Climate change exerts significant and regionally heterogeneous effects on vegetation phenology and carbon fluxes. The work of [12] quantified the actual and potential NPP in subtropical China using the EC-LUE and Thornthwaite models, finding that both human activity and climate variability jointly influence vegetation productivity. The work of [13] conducted a novel analysis of preseason daytime and nighttime warming effects on spring phenology in northern deciduous forests, revealing that daytime maximum temperature has a stronger influence on leaf-out timing than nighttime minimum temperature. The work of [14] assessed the spatiotemporal dynamics of forest vegetation in northern China and its response to climate change, finding a consistent greening trend over the past two decades and significant correlations with climate and latitude. The work of [15] carried out a dendrochronological study on Sabina chinensis in the Yangtze River Delta, providing insights into changing climate-growth correlations before and after recent warming transitions.

As the scale of forest restoration projects expands, there is an urgent need to evaluate their ecological effectiveness. The work of [16] used gross ecosystem product (GEP) data from 2000 to 2020 to assess the Three-North Shelterbelt Project. Their study revealed significant ecological benefits in water conservation, carbon sequestration, and erosion control, especially in mountainous areas, establishing a new benchmark for ecological project evaluation based on ecosystem service accounting.

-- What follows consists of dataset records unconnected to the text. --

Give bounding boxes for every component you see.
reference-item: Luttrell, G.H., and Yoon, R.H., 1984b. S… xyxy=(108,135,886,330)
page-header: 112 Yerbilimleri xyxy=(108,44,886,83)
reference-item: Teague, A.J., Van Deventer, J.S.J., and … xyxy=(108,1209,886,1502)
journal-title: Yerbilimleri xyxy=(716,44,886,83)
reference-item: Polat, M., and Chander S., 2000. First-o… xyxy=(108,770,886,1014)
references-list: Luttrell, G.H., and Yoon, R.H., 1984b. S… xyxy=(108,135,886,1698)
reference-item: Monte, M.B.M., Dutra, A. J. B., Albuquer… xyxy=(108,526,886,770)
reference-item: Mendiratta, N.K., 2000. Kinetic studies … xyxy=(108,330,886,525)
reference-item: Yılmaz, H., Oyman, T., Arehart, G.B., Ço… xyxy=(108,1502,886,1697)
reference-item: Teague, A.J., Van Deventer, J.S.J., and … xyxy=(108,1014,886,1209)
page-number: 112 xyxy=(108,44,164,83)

Collectively, these sixteen studies reflect China’s latest advances in the application of key precision forestry technologies, including artificial intelligence, remote sensing, and geospatial modeling. From virtual modeling at the individual tree level to ecosystem-scale assessments of national ecological programs, these studies provide crucial support for accurately understanding forest conditions and informing decision-making in forest management.